Professor Kindred has written widely on international, maritime and commercial law subjects, as well as on public legal education. Amongst his published work in the maritime field is a book he wrote with Max Ganado on Marine Cargo Delays (1990) and another he produced with Dr. Mary Brooks on Multimodal Transport Rules (1997). Together with Dr. Edgar Gold and Dr. Aldo Chircop he also prepared a text on Canadian Maritime Law (2003), which was co-winner of the Walter Owen Book Prize for the best text published in English in Canada during 2003-2005. In addition, on two occasions Hugh Kindred has received awards for the papers he presented to the Canadian Transport Research Forum. In 1982 he was the project coordinator and co-author of a study for Transport Canada on The Future of the Canadian Carriage of Goods by Water Law and subsequently he assisted the Department in the preparation of the Canadian Carriage of Goods by Water Act 1993.
In the field of public international law, Professor Kindred is the co-general editor with Phillip Saunders and a co-author of International Law Chiefly as Interpreted and Applied in Canada, now in its 7th edition (2006) together with a documentary supplement and a supporting web site. In addition to its wide use in legal education and by federal officials concerned with foreign affairs, this volume has been cited numbers of times by courts, including the Supreme Court of Canada. In 1995 Hugh Kindred collaborated in developing and delivering the initial course on the Legal Framework of Modern Peacekeeping at the Lester B. Pearson Canadian International Peacekeeping Training Centre in Cornwallis NS. In 2006 he and three colleagues prepared a report for the Law Commission of Canada entitled Global Reach, Local Grasp: Constructing Extraterritorial Jurisdiction in the Age of Globalization, which was referred to by the Supreme Court R. v. Hape, 2007 SCC 26. He is also the coordinator, as well as a reporter, of Canadian contributions to the Oxford Reports on International Law in Domestic Courts, an online service of cases and commentaries.
Professor Kindred has advised governments and other public bodies, including Transport Canada (regarding shipping legislation), the N.S. Department of Natural Resources (maritime boundaries), the N.S. Department of Consumer Affairs (consumer protection law), and the P.E.I. Department of the Attorney-General (court re-organization). He was a founding director of the Public Legal Education Society of Nova Scotia (now the Legal Information Society of NS) and Coordinator of the Nova Scotia Project in High Schools for the NS Department of Education in 1976. Hugh Kindred has participated in several Working Groups of the Uniform Law Conference of Canada in the field of commercial law. He was a member of the Canadian Maritime Law Association and past chair of its Carriage Documentation Committee, and he serves on the Board of Directors of the Canadian Council on International Law. He has also collaborated with the Center for International Business Studies at Dalhousie University in teaching, publishing and research, and he assists on the editorial boards of the Canadian Yearbook of International Law and the Ocean Yearbook.

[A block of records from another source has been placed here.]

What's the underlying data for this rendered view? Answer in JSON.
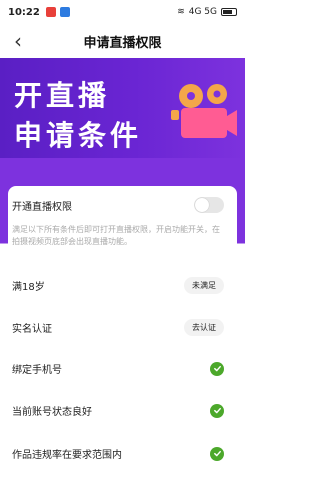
{
  "status": {
    "time": "10:22",
    "right_text": "4G 5G"
  },
  "nav": {
    "title": "申请直播权限",
    "back_glyph": "‹"
  },
  "banner": {
    "line1": "开直播",
    "line2": "申请条件"
  },
  "card": {
    "toggle_label": "开通直播权限",
    "toggle_on": false,
    "description": "满足以下所有条件后即可打开直播权限，开启功能开关，在拍摄视频页底部会出现直播功能。",
    "requirements": [
      {
        "label": "满18岁",
        "status": "未满足"
      },
      {
        "label": "实名认证",
        "status": "去认证"
      },
      {
        "label": "绑定手机号",
        "status": "check"
      },
      {
        "label": "当前账号状态良好",
        "status": "check"
      },
      {
        "label": "作品违规率在要求范围内",
        "status": "check"
      }
    ]
  },
  "colors": {
    "banner": "#6a25d3",
    "check": "#4ca82b"
  }
}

In 2003 Professor Kindred was honoured by the Canadian Association of Law Teachers with its Award for Academic Excellence. In 2010 he was designated Professor Emeritus by Dalhousie University.
In January 2008 Hugh Kindred moved from a full time to a part time relationship with the Law School under which he continues to teach maritime and international law. His current research in maritime law concerns the regulation of risks and responsibilities in marine transportation of world trade. He is also engaged in a team project funded by a research grant from the SSHRC about the assertion of extraterritorial jurisdiction by Canada in accordance with international law.